We must always protect and nurture the precious youth, because they are the future. Have you ever heard that before? “Children are the future.” As far as I’m concerned, I am the future, and the children can be so once I become worm food. You know what else is the future? Everything. Well, everything minus dodo birds. And anything else that might have reached extinction or obsolescence by the time this illusive “future” has arrived.

Everything is the future, even the past if you want to be cosmically mystical, so let’s stop talking about the children as if they are all we have to look forward to. Tomorrow is the future, and yes, the children will be around and we must do what we can to ensure their survival. But I am still more concerned about whether I will get a bacon sandwich for breakfast tomorrow than I am about such issues as child labor in foreign sweatshops or playground politics or quality public education.

The latter, for example: public education is going to work out one way or another whether I worry about it or not. The bacon sandwich is not so inevitable. Which is why I’m not so worried about the kids.
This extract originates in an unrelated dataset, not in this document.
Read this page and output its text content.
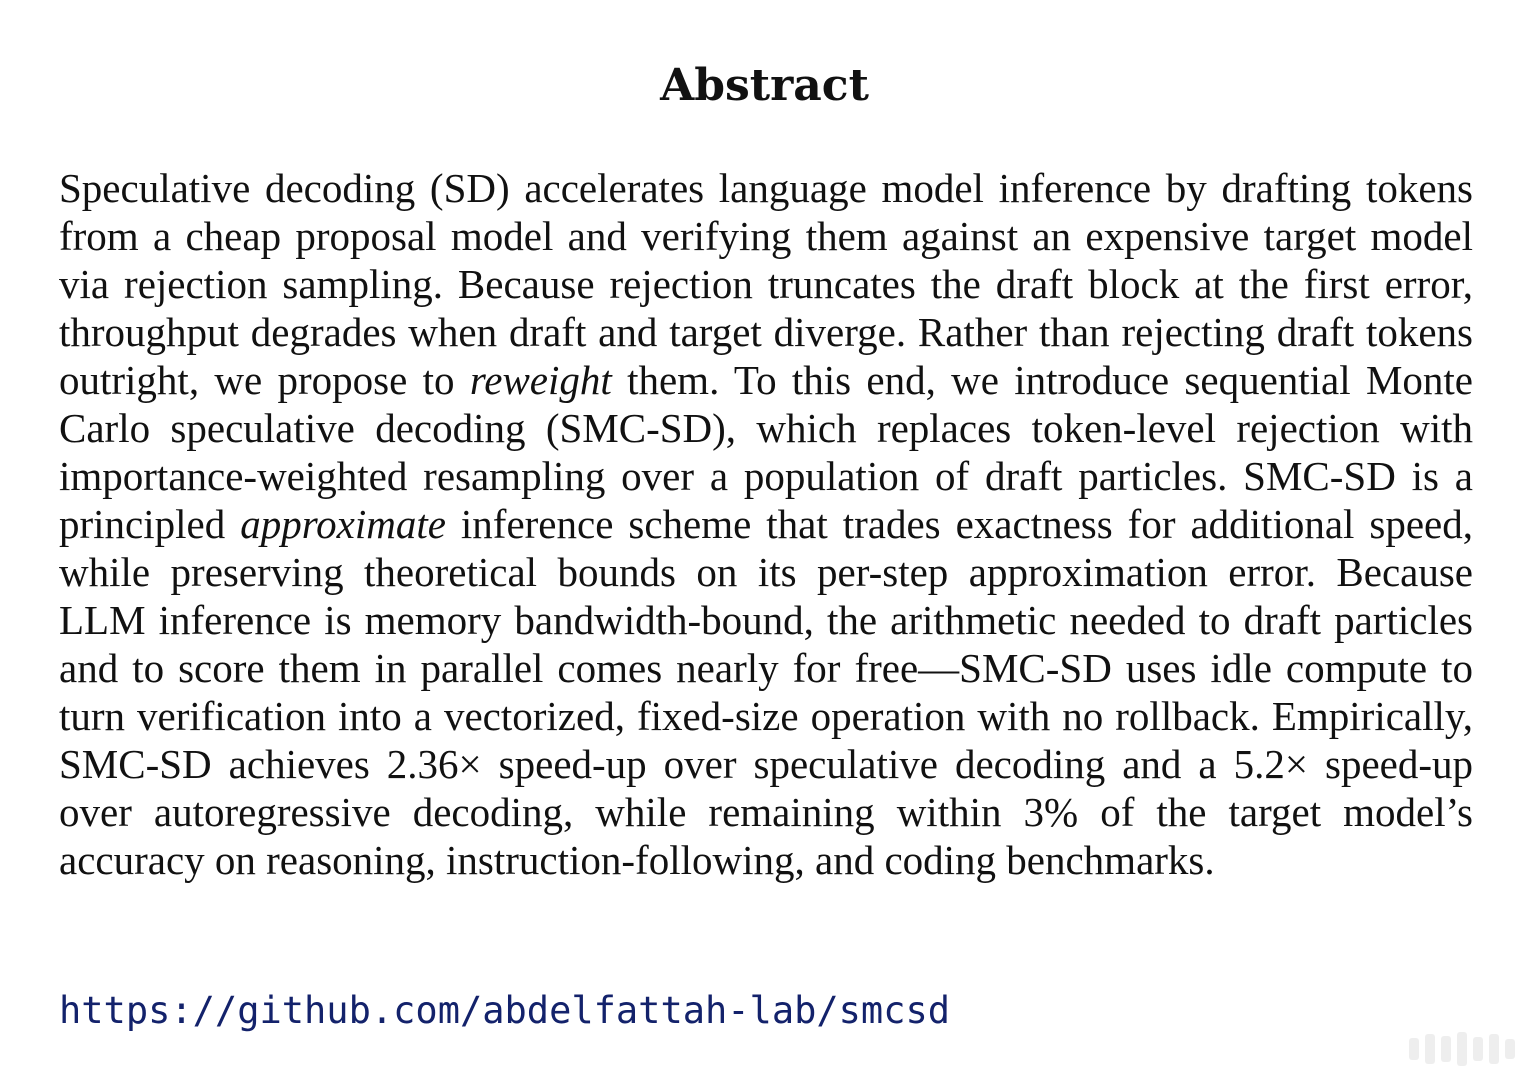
Abstract

Speculative decoding (SD) accelerates language model inference by drafting tokens from a cheap proposal model and verifying them against an expensive target model via rejection sampling. Because rejection truncates the draft block at the first error, throughput degrades when draft and target diverge. Rather than rejecting draft tokens outright, we propose to reweight them. To this end, we introduce sequential Monte Carlo speculative decoding (SMC-SD), which replaces token-level rejection with importance-weighted resampling over a population of draft particles. SMC-SD is a principled approximate inference scheme that trades exactness for additional speed, while preserving theoretical bounds on its per-step approximation error. Because LLM inference is memory bandwidth-bound, the arithmetic needed to draft particles and to score them in parallel comes nearly for free—SMC-SD uses idle compute to turn verification into a vectorized, fixed-size operation with no rollback. Empirically, SMC-SD achieves 2.36× speed-up over speculative decoding and a 5.2× speed-up over autoregressive decoding, while remaining within 3% of the target model’s accuracy on reasoning, instruction-following, and coding benchmarks.

https://github.com/abdelfattah-lab/smcsd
Yours, mine, and ours. They’ll all be okay.

They have it easy, nowadays. They have online homework help and teachers are always worried about the pupils’ self-esteem and never again will the students have to walk a mile through the snow to get to school because their parents will drive them and drop them off at the gate, even if they live a quarter mile away.

Of course, I never did either. Snow, that is. Not a mile or any other distance in the snow, and not barefoot, poorly shod, or in any other unfavorable footwear condition in good weather, and I have never complained to my children about having done so. Some things in my time were more difficult than what the modern youngsters face, and likewise they deal with things that I am glad I never had to.

When I was a kid there was minimal acknowledgement of birthdays at school. A song, a card from the teacher, and then on to the math lesson. More recently parents have become lunatic, wanting to bring treats, drinks, gifts, and interrupting class for thirty minutes or more. They start in kindergarten and continue every year until the teachers finally yell, “Enough!”

This can happen as late as middle school, and can be completely embarrassing for the child (which is all right with me, I think the world might be a bit better off if the youth could not only spell and define “chagrin” but also feel it on occasion).

Of course when I was a kid, those with summer birthdays wouldn’t even get the brief song and short note. It was as if their birthday never happened, they just magically aged one year before returning to school for the next grade . . . or possibly to revisit the same grade. How sad it was to have a summer birthday.

Except it might actually be a warm day to have a party. You would have to track down your chums to invite them to the soiree, but it would be better than having a mid-February celebration in three feet of new snow. Let’s face it, there are always downfalls to any possibility. You have to make the most of it, even if your guests all suffer from frostbite before they go home.

To remedy this dreadful summer birthday situation, the modern era has invented the half birthday. Enthusiastic parents who had the temerity to give birth in late July can bring tomfoolery into the classroom in late January instead.

It is almost more exotic, this half birthday. There are fewer such celebrations based strictly on the statistical odds of non-school months versus calendar months. Soon the other students want to celebrate their half birthday as well. The odd little boy born on October 13 who brought in a tray of cupcakes on his special day wants a do-over on April 13 (unless that is during spring break, in which case he would be glad to postpone it until school is back in session).

In the younger grades there are now enough “special days” that interruptive treats arrive practically every week. Parents think they are doing a nice thing for their child, but if they don’t stop there will be a rude awakening when the kid hits middle school and the only thing that is likely to happen on his or her birthday is some enjoyable bullying.

Unless the persecutor can be appeased with a cupcake.